Paisajes
El tiempo pasa por las caras, por los sentimientos y por las palabras. Cuando yo era niño, la ciudad de Granada se vestía de fiesta para celebrar el 18 de julio. Era un día rojo en el calendario oficial para recordar el glorioso alzamiento nacional que había fundado la nueva España azul. Muchos historiadores de pacotilla, empeñados en suavizar la responsabilidad de los sectores más reaccionarios de 1936, discuten ahora sobre el inicio de la guerra civil. Afirman que la guerra empezó con la Revolución de Asturias o -y también lo he leído- con la unificación de las juventudes socialistas liderada por Santiago Carrillo. El que siempre tuvo claro cuándo empezó la guerra fue el general Francisco Franco, que celebró mientras pudo el día 18 de julio como fiesta nacional. Los niños de mi edad nos acostumbramos a identificar la bandera rojigualda y los vivas a España con el uniforme de un ejército dictatorial que había impuesto a fuego su ideología clerical y una represión cruel para evitar cualquier reivindicación de los trabajadores frente a la soberbia de los oligarcas. Hasta se nos llegó a olvidar que España había sido la gran ilusión de los liberales decimonónicos y de los republicanos que defendieron la democracia contra los ejércitos del Generalísimo. Se nos olvidó inluso que España había gritado en los títulos de Pablo Neruda, de César Vallejo y de tantos poetas del mundo para defenderse de una agresión totalitaria orquestada por el nazismo alemán y el fascismo italiano. Por eso nos resultaba difícil entender que nuestros viejos republicanos fuesen españolistas y escribieran sobre España. Nuestra experiencia era distinta a la de ellos, nos habíamos educado bajo el pavoroso españolismo de las banderas y las sotanas franquistas.
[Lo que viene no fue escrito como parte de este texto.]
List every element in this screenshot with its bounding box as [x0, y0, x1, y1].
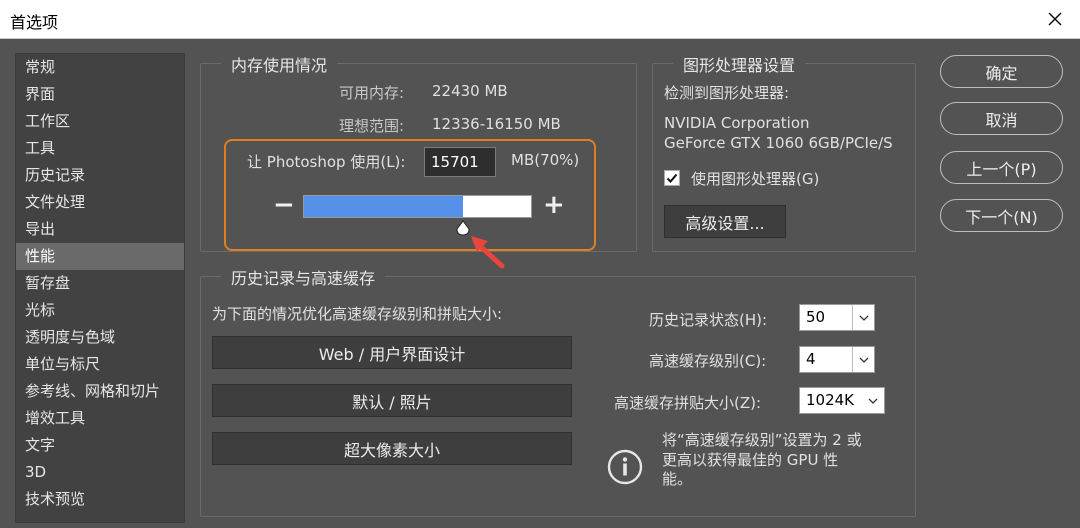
- close-icon: [1048, 12, 1062, 26]
- preset-default-photo-button[interactable]: 默认 / 照片: [212, 384, 572, 417]
- sidebar-item-type[interactable]: 文字: [16, 432, 184, 459]
- memory-amount-input[interactable]: [424, 147, 496, 177]
- memory-slider[interactable]: [303, 195, 532, 218]
- next-button[interactable]: 下一个(N): [940, 199, 1063, 232]
- ok-button[interactable]: 确定: [940, 55, 1063, 88]
- ideal-range-label: 理想范围:: [339, 117, 405, 135]
- info-text-line-1: 将“高速缓存级别”设置为 2 或: [662, 431, 862, 449]
- checkmark-icon: [666, 173, 678, 183]
- preset-web-ui-button[interactable]: Web / 用户界面设计: [212, 336, 572, 369]
- available-memory-value: 22430 MB: [432, 82, 508, 100]
- use-gpu-checkbox[interactable]: [664, 170, 680, 186]
- close-button[interactable]: [1040, 4, 1070, 34]
- preset-huge-pixel-button[interactable]: 超大像素大小: [212, 432, 572, 465]
- increase-memory-button[interactable]: +: [543, 190, 565, 220]
- available-memory-label: 可用内存:: [339, 84, 405, 102]
- info-text-line-3: 能。: [662, 470, 693, 488]
- cache-levels-select[interactable]: 4: [799, 346, 875, 373]
- memory-unit-label: MB(70%): [511, 151, 580, 169]
- sidebar-item-transparency-gamut[interactable]: 透明度与色域: [16, 324, 184, 351]
- ideal-range-value: 12336-16150 MB: [432, 115, 561, 133]
- gpu-model: GeForce GTX 1060 6GB/PCIe/S: [664, 134, 893, 152]
- gpu-settings-legend: 图形处理器设置: [673, 52, 806, 76]
- cache-tile-size-label: 高速缓存拼贴大小(Z):: [614, 394, 762, 412]
- sidebar-item-plugins[interactable]: 增效工具: [16, 405, 184, 432]
- optimize-cache-label: 为下面的情况优化高速缓存级别和拼贴大小:: [212, 305, 503, 323]
- memory-slider-fill: [304, 196, 463, 217]
- cache-tile-size-select[interactable]: 1024K: [799, 387, 885, 414]
- info-icon: [607, 449, 643, 485]
- history-states-label: 历史记录状态(H):: [649, 311, 768, 329]
- history-states-select[interactable]: 50: [799, 304, 875, 331]
- history-cache-legend: 历史记录与高速缓存: [221, 265, 386, 289]
- sidebar-item-guides-grid-slices[interactable]: 参考线、网格和切片: [16, 378, 184, 405]
- advanced-settings-button[interactable]: 高级设置...: [664, 205, 786, 238]
- sidebar-item-export[interactable]: 导出: [16, 216, 184, 243]
- gpu-vendor: NVIDIA Corporation: [664, 114, 810, 132]
- chevron-down-icon: [868, 398, 878, 404]
- sidebar-item-general[interactable]: 常规: [16, 54, 184, 81]
- sidebar-item-scratch-disks[interactable]: 暂存盘: [16, 270, 184, 297]
- sidebar-item-file-handling[interactable]: 文件处理: [16, 189, 184, 216]
- gpu-detected-label: 检测到图形处理器:: [664, 84, 790, 102]
- chevron-down-icon: [859, 357, 868, 363]
- use-gpu-label: 使用图形处理器(G): [691, 170, 820, 188]
- memory-usage-legend: 内存使用情况: [221, 52, 338, 76]
- cache-levels-label: 高速缓存级别(C):: [649, 352, 767, 370]
- sidebar-item-technology-previews[interactable]: 技术预览: [16, 486, 184, 513]
- sidebar-item-cursors[interactable]: 光标: [16, 297, 184, 324]
- cache-levels-value: 4: [806, 350, 816, 368]
- preferences-sidebar: 常规 界面 工作区 工具 历史记录 文件处理 导出 性能 暂存盘 光标 透明度与…: [15, 53, 185, 523]
- chevron-down-icon: [859, 315, 868, 321]
- sidebar-item-units-rulers[interactable]: 单位与标尺: [16, 351, 184, 378]
- decrease-memory-button[interactable]: −: [273, 190, 295, 220]
- cache-tile-size-value: 1024K: [806, 391, 855, 409]
- history-states-value: 50: [806, 308, 826, 326]
- window-title: 首选项: [10, 13, 59, 32]
- sidebar-item-history-log[interactable]: 历史记录: [16, 162, 184, 189]
- photoshop-use-label: 让 Photoshop 使用(L):: [247, 153, 406, 171]
- sidebar-item-tools[interactable]: 工具: [16, 135, 184, 162]
- info-text-line-2: 更高以获得最佳的 GPU 性: [662, 451, 839, 469]
- cancel-button[interactable]: 取消: [940, 102, 1063, 135]
- sidebar-item-interface[interactable]: 界面: [16, 81, 184, 108]
- sidebar-item-3d[interactable]: 3D: [16, 459, 184, 486]
- title-bar: 首选项: [0, 0, 1080, 39]
- previous-button[interactable]: 上一个(P): [940, 151, 1063, 184]
- sidebar-item-workspace[interactable]: 工作区: [16, 108, 184, 135]
- annotation-arrow-icon: [471, 236, 505, 269]
- sidebar-item-performance[interactable]: 性能: [16, 243, 184, 270]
Siguió pasando el tiempo, los partidos políticos y la sociedad española conquistaron la democracia. La organización constitucional del territorio en comunidades autónomas significó no sólo una descentralización oportuna para democratizar la sociedad y alentar el crecimiento de las regiones más explotadas por el franquismo (Extremadura, Galicia y Andalucía), sino un modo de volver a reivindicar la palabra España como ámbito de convivencia libre. Mi hija, que acaba de cumplir 18 años, ha celebrado desde el colegio el 28 de febrero. El día de Andalucía, la bandera verdiblanca y el himno pertenecen a una celebración natural para ella, un aire de vida que acompañó sus pasos desde las pruebas festivas del atletismo escolar hasta su mayoría de edad. Si puede hablar con naturalidad de España es porque se siente respetada y libre en Andalucía. El tiempo pasa, y la palabra España ha vuelto a cambiar de significado. Las sílabas de España han tenido significados muy distintos para mi abuelo, mi padre, mi hija y yo. Discutir sobre España con argumentos esencialistas es perder la conciencia histórica y desconocer el país en el que hoy vivimos. Después de muchos años de Autonomía, la generación de mi hija, porque así la ha ido formando nuestra realidad, puede asistir como algo natural a un debate sobre competencias autonómicas. Conviene hacer política, discutir y pensar en las generaciones que están empezado a vivir en Andalucía y en España. A ellas hay que dirigirse, no a los sucesivos fantasmas del pasado.